As matters stand now, and if the House and Senate take no action, the pay raises will be distributed April 1 as planned, Fahey said.

But even if the raises are distributed, the pay increase is still small and hardly keeps up with increases in the cost of living, said Gisela Duell, program coordinator for Campus Health who was at the rally.

Donna Martinez, who works at a Phoenix admissions office recruiting students, said she needs the raise.

She works two jobs, totaling 55 hours weekly between her UA job and a job as a waitress. If the raises are approved, Martinez plans to quit her job as a waitress, work for UA full-time and begin paying off debts from college.

Pay increases for state employees have recently come under scrutiny from Gov. Jane Dee Hull, who has stated that raises are a luxury the state cannot afford as it tries to find $250 million to fill a state wide budget shortfall.

The House recently passed budgets that would eliminate a 5 percent or $1,500 pay raise for all public employees, which the Senate has not taken action on.

The Senate has moved to keep the raises, with Democratic Sen. Ruth Solomon, chair of the Senate Appropriations Committee, only approving bills that keep them intact.

The message repeated by speakers at the rally: Call your representative, write letters and get to the ballot box in November. The next step for faculty and staff trying to secure the pay increase is a letter-writing campaign, said Staff Advisory Council President Lisa Wakefield.

Reflecting this sentiment, one woman's sign read: "LISTEN to us now, or you will HEAR us in November."

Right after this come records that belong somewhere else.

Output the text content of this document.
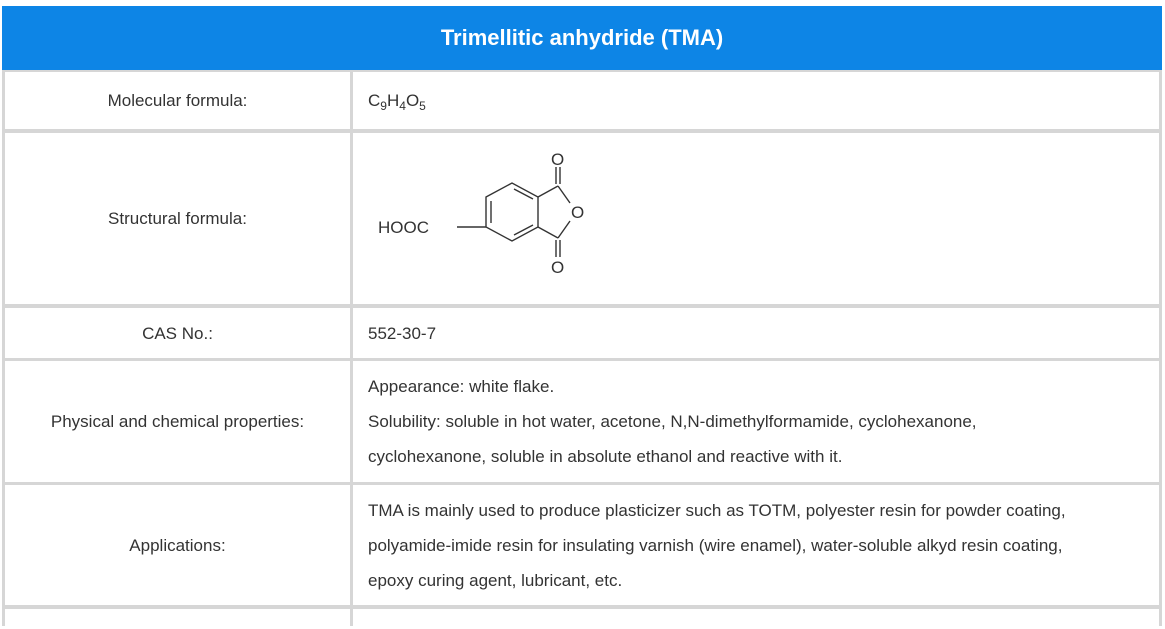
Trimellitic anhydride (TMA)
Molecular formula:	$C_9H_4O_5$
Structural formula:
O
O
O
HOOC
CAS No.:	552-30-7
Physical and chemical properties:
Appearance: white flake.
Solubility: soluble in hot water, acetone, N,N-dimethylformamide, cyclohexanone,
cyclohexanone, soluble in absolute ethanol and reactive with it.
Applications:
TMA is mainly used to produce plasticizer such as TOTM, polyester resin for powder coating,
polyamide-imide resin for insulating varnish (wire enamel), water-soluble alkyd resin coating,
epoxy curing agent, lubricant, etc.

Arizona is the state's largest employer, which means a large number of public employees' demands could carry clout in an election year.

Democratic Rep. John Loredo gave a blunt message to rally-goers about why they are wrangling with representatives over raises, and what they should about it.

"They don't respect you because you haven't taken to the streets and kicked their asses out of office," he said.